Karena saya ingin melepaskan semua beban yang bertahun-tahun menggumpal menjadi darah dan daging di dalam kehidupan saya. Ayah saya pun sudah wafat di tahun 2014, dan saya ingin beliau pergi meninggalkan dunia dengan kesan baik, dengan sebenar-benarnya.
Jadi, pada kalian, siapapun yang pada akhirnya menemukan cerita ini, cukup panggil saya sebagai Sekar. Jangan mencari tahu lebih, apalagi merasa berhak untuk mengobrak-abrik masa lalu saya ataupun keluarga. Biarlah rahasia menjadi rahasia, cukup ambil inti sari pengalaman saya ini, dan jadikan pembelajaran.

*****

Saya, Sekar, sebenarnya bukan lah tipe orang yang extrovert. Waktu itu, usia saya masih sembilan belas tahun, itu juga menjadi tahun pertama saya menjadi seorang mahasiswi di sebuah kampus swasta di kota Candu.
Pada bulan itu, di tahun 2009, setelah malam pergantian tahun berlalu, teman-teman satu universitas saya mengajak saya untuk liburan keluar kota, tapi saya menolak. Karna berada diluar rumah, memang bukanlah hal yang saya sukai.

Tapi semua cerita berbalik berbeda ketika salah satu Abang sepupu saya yang sebut saja bernama Andre, datang ke rumah. Saya biasanya memanggil dia Abang. Abang Andre.

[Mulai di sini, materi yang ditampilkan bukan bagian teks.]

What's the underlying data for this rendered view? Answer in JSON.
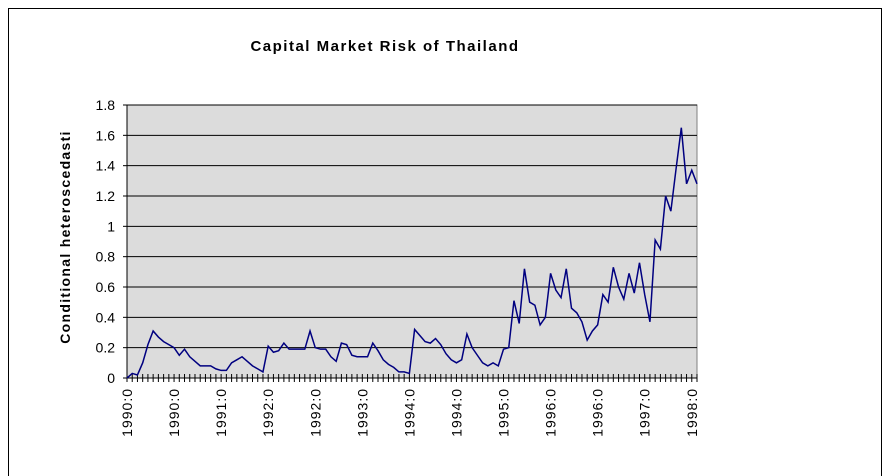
{
  "chart_data": {
    "type": "line",
    "title": "Capital Market Risk of Thailand",
    "y_label": "Conditional heteroscedasti",
    "categories": [
      "1990:0",
      null,
      null,
      null,
      null,
      null,
      null,
      null,
      null,
      "1990:0",
      null,
      null,
      null,
      null,
      null,
      null,
      null,
      null,
      "1991:0",
      null,
      null,
      null,
      null,
      null,
      null,
      null,
      null,
      "1992:0",
      null,
      null,
      null,
      null,
      null,
      null,
      null,
      null,
      "1992:0",
      null,
      null,
      null,
      null,
      null,
      null,
      null,
      null,
      "1993:0",
      null,
      null,
      null,
      null,
      null,
      null,
      null,
      null,
      "1994:0",
      null,
      null,
      null,
      null,
      null,
      null,
      null,
      null,
      "1994:0",
      null,
      null,
      null,
      null,
      null,
      null,
      null,
      null,
      "1995:0",
      null,
      null,
      null,
      null,
      null,
      null,
      null,
      null,
      "1996:0",
      null,
      null,
      null,
      null,
      null,
      null,
      null,
      null,
      "1996:0",
      null,
      null,
      null,
      null,
      null,
      null,
      null,
      null,
      "1997:0",
      null,
      null,
      null,
      null,
      null,
      null,
      null,
      null,
      "1998:0",
      null
    ],
    "series": [
      {
        "color": "#000080",
        "values": [
          0,
          0.03,
          0.02,
          0.1,
          0.22,
          0.31,
          0.27,
          0.24,
          0.22,
          0.2,
          0.15,
          0.19,
          0.14,
          0.11,
          0.08,
          0.08,
          0.08,
          0.06,
          0.05,
          0.05,
          0.1,
          0.12,
          0.14,
          0.11,
          0.08,
          0.06,
          0.04,
          0.21,
          0.17,
          0.18,
          0.23,
          0.19,
          0.19,
          0.19,
          0.19,
          0.31,
          0.2,
          0.19,
          0.19,
          0.14,
          0.11,
          0.23,
          0.22,
          0.15,
          0.14,
          0.14,
          0.14,
          0.23,
          0.18,
          0.12,
          0.09,
          0.07,
          0.04,
          0.04,
          0.03,
          0.32,
          0.28,
          0.24,
          0.23,
          0.26,
          0.22,
          0.16,
          0.12,
          0.1,
          0.12,
          0.29,
          0.2,
          0.15,
          0.1,
          0.08,
          0.1,
          0.08,
          0.19,
          0.2,
          0.51,
          0.36,
          0.72,
          0.5,
          0.48,
          0.35,
          0.4,
          0.69,
          0.58,
          0.53,
          0.72,
          0.46,
          0.43,
          0.37,
          0.25,
          0.31,
          0.35,
          0.55,
          0.5,
          0.73,
          0.6,
          0.52,
          0.69,
          0.56,
          0.76,
          0.55,
          0.37,
          0.91,
          0.85,
          1.2,
          1.1,
          1.38,
          1.65,
          1.28,
          1.37,
          1.28
        ]
      }
    ],
    "ylim": [
      0,
      1.8
    ],
    "yticks": [
      0,
      0.2,
      0.4,
      0.6,
      0.8,
      1,
      1.2,
      1.4,
      1.6,
      1.8
    ],
    "grid": true
  }
}
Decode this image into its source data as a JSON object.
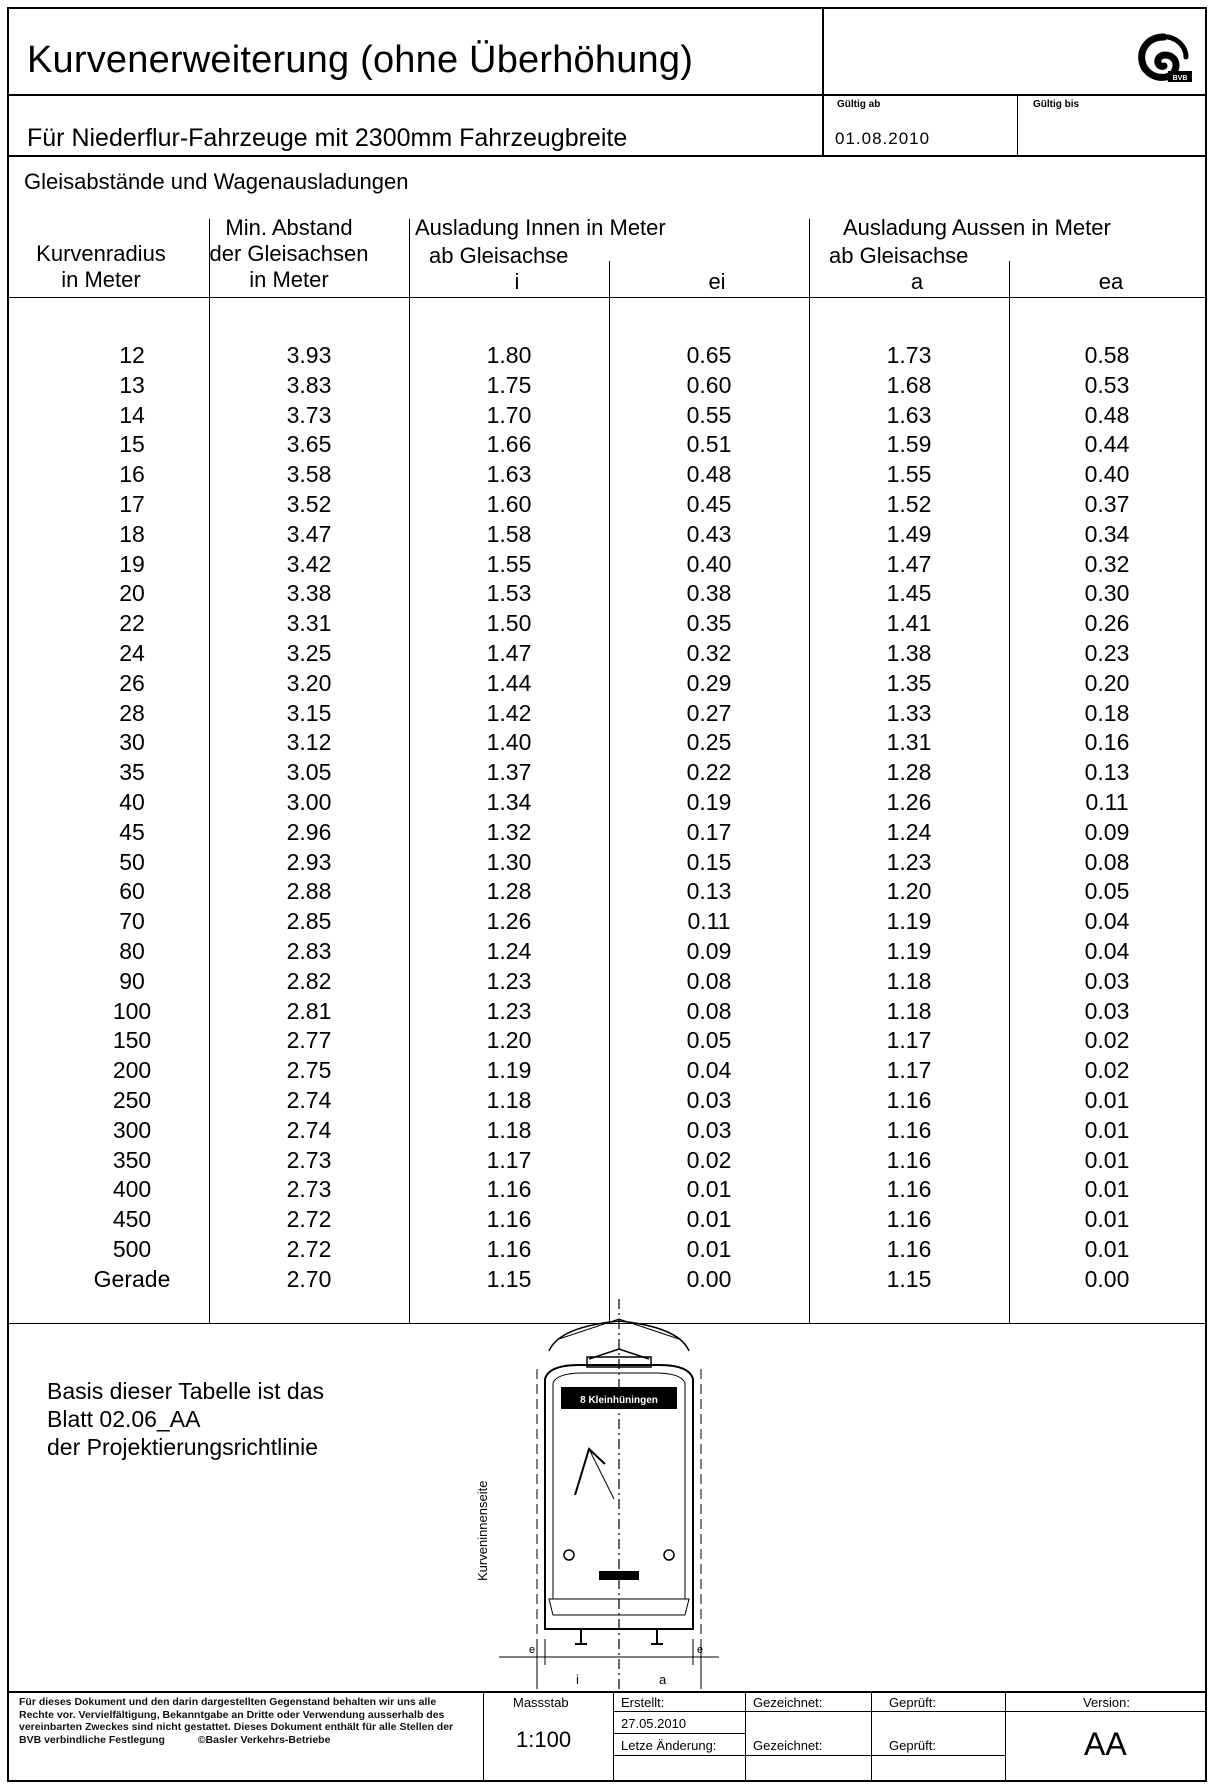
{
  "header": {
    "title": "Kurvenerweiterung (ohne Überhöhung)",
    "subtitle": "Für Niederflur-Fahrzeuge mit 2300mm Fahrzeugbreite",
    "valid_from_label": "Gültig ab",
    "valid_from_value": "01.08.2010",
    "valid_to_label": "Gültig bis",
    "logo_text": "BVB"
  },
  "section_title": "Gleisabstände und Wagenausladungen",
  "table": {
    "col_radius_line1": "Kurvenradius",
    "col_radius_line2": "in Meter",
    "col_min_line1": "Min. Abstand",
    "col_min_line2": "der Gleisachsen",
    "col_min_line3": "in Meter",
    "group_inner": "Ausladung Innen in Meter",
    "group_inner_sub": "ab Gleisachse",
    "group_outer": "Ausladung Aussen in Meter",
    "group_outer_sub": "ab Gleisachse",
    "col_i": "i",
    "col_ei": "ei",
    "col_a": "a",
    "col_ea": "ea",
    "rows": [
      [
        "12",
        "3.93",
        "1.80",
        "0.65",
        "1.73",
        "0.58"
      ],
      [
        "13",
        "3.83",
        "1.75",
        "0.60",
        "1.68",
        "0.53"
      ],
      [
        "14",
        "3.73",
        "1.70",
        "0.55",
        "1.63",
        "0.48"
      ],
      [
        "15",
        "3.65",
        "1.66",
        "0.51",
        "1.59",
        "0.44"
      ],
      [
        "16",
        "3.58",
        "1.63",
        "0.48",
        "1.55",
        "0.40"
      ],
      [
        "17",
        "3.52",
        "1.60",
        "0.45",
        "1.52",
        "0.37"
      ],
      [
        "18",
        "3.47",
        "1.58",
        "0.43",
        "1.49",
        "0.34"
      ],
      [
        "19",
        "3.42",
        "1.55",
        "0.40",
        "1.47",
        "0.32"
      ],
      [
        "20",
        "3.38",
        "1.53",
        "0.38",
        "1.45",
        "0.30"
      ],
      [
        "22",
        "3.31",
        "1.50",
        "0.35",
        "1.41",
        "0.26"
      ],
      [
        "24",
        "3.25",
        "1.47",
        "0.32",
        "1.38",
        "0.23"
      ],
      [
        "26",
        "3.20",
        "1.44",
        "0.29",
        "1.35",
        "0.20"
      ],
      [
        "28",
        "3.15",
        "1.42",
        "0.27",
        "1.33",
        "0.18"
      ],
      [
        "30",
        "3.12",
        "1.40",
        "0.25",
        "1.31",
        "0.16"
      ],
      [
        "35",
        "3.05",
        "1.37",
        "0.22",
        "1.28",
        "0.13"
      ],
      [
        "40",
        "3.00",
        "1.34",
        "0.19",
        "1.26",
        "0.11"
      ],
      [
        "45",
        "2.96",
        "1.32",
        "0.17",
        "1.24",
        "0.09"
      ],
      [
        "50",
        "2.93",
        "1.30",
        "0.15",
        "1.23",
        "0.08"
      ],
      [
        "60",
        "2.88",
        "1.28",
        "0.13",
        "1.20",
        "0.05"
      ],
      [
        "70",
        "2.85",
        "1.26",
        "0.11",
        "1.19",
        "0.04"
      ],
      [
        "80",
        "2.83",
        "1.24",
        "0.09",
        "1.19",
        "0.04"
      ],
      [
        "90",
        "2.82",
        "1.23",
        "0.08",
        "1.18",
        "0.03"
      ],
      [
        "100",
        "2.81",
        "1.23",
        "0.08",
        "1.18",
        "0.03"
      ],
      [
        "150",
        "2.77",
        "1.20",
        "0.05",
        "1.17",
        "0.02"
      ],
      [
        "200",
        "2.75",
        "1.19",
        "0.04",
        "1.17",
        "0.02"
      ],
      [
        "250",
        "2.74",
        "1.18",
        "0.03",
        "1.16",
        "0.01"
      ],
      [
        "300",
        "2.74",
        "1.18",
        "0.03",
        "1.16",
        "0.01"
      ],
      [
        "350",
        "2.73",
        "1.17",
        "0.02",
        "1.16",
        "0.01"
      ],
      [
        "400",
        "2.73",
        "1.16",
        "0.01",
        "1.16",
        "0.01"
      ],
      [
        "450",
        "2.72",
        "1.16",
        "0.01",
        "1.16",
        "0.01"
      ],
      [
        "500",
        "2.72",
        "1.16",
        "0.01",
        "1.16",
        "0.01"
      ],
      [
        "Gerade",
        "2.70",
        "1.15",
        "0.00",
        "1.15",
        "0.00"
      ]
    ]
  },
  "note": {
    "line1": "Basis dieser Tabelle ist das",
    "line2": "Blatt 02.06_AA",
    "line3": "der Projektierungsrichtlinie"
  },
  "drawing": {
    "destination_sign": "8 Kleinhüningen",
    "side_label": "Kurveninnenseite",
    "label_e_left": "e",
    "label_e_right": "e",
    "label_i": "i",
    "label_a": "a"
  },
  "footer": {
    "legal_text": "Für dieses Dokument und den darin dargestellten Gegenstand behalten wir uns alle Rechte vor. Vervielfältigung, Bekanntgabe an Dritte oder Verwendung ausserhalb des vereinbarten Zweckes sind nicht gestattet. Dieses Dokument enthält für alle Stellen der BVB verbindliche Festlegung",
    "copyright": "©Basler Verkehrs-Betriebe",
    "scale_label": "Massstab",
    "scale_value": "1:100",
    "created_label": "Erstellt:",
    "created_date": "27.05.2010",
    "drawn_label": "Gezeichnet:",
    "checked_label": "Geprüft:",
    "last_change_label": "Letze Änderung:",
    "drawn_label2": "Gezeichnet:",
    "checked_label2": "Geprüft:",
    "version_label": "Version:",
    "version_value": "AA"
  }
}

Abang Andre jauh-jauh datang dari luar pulau, hanya untuk mengajak saya liburan bersama. Mengesampingkan ajakannya, saya tentu senang akan kehadiran dia ke rumah. Karena sejak kecil, kami memang terbiasa bersama. Dulu, kami sama-sama tinggal di kota Candu, usia kami berbeda empat tahun, tapi kami tetap memiliki hubungan yang sangat dekat. Abang Andre bisa mengimbangi jiwa muda saya sebagai seorang introvert. Dia tahu semua hal yang saya suka, dan tidak. Dia tahu hal-hal apa yang bisa membuat nyaman, juga sebaliknya. Tapi semua kedekatan kami itu berubah, karena saat Abang Andre SMA, dia harus pindah ke luar pulau bersama orang tuanya. Sejak itu, kami hanya bisa berhubungan melalui video call atau sekedar bertukar cerita melalui pesan singkat. Tapi perlu diingat, hubungan kami tetap dekat.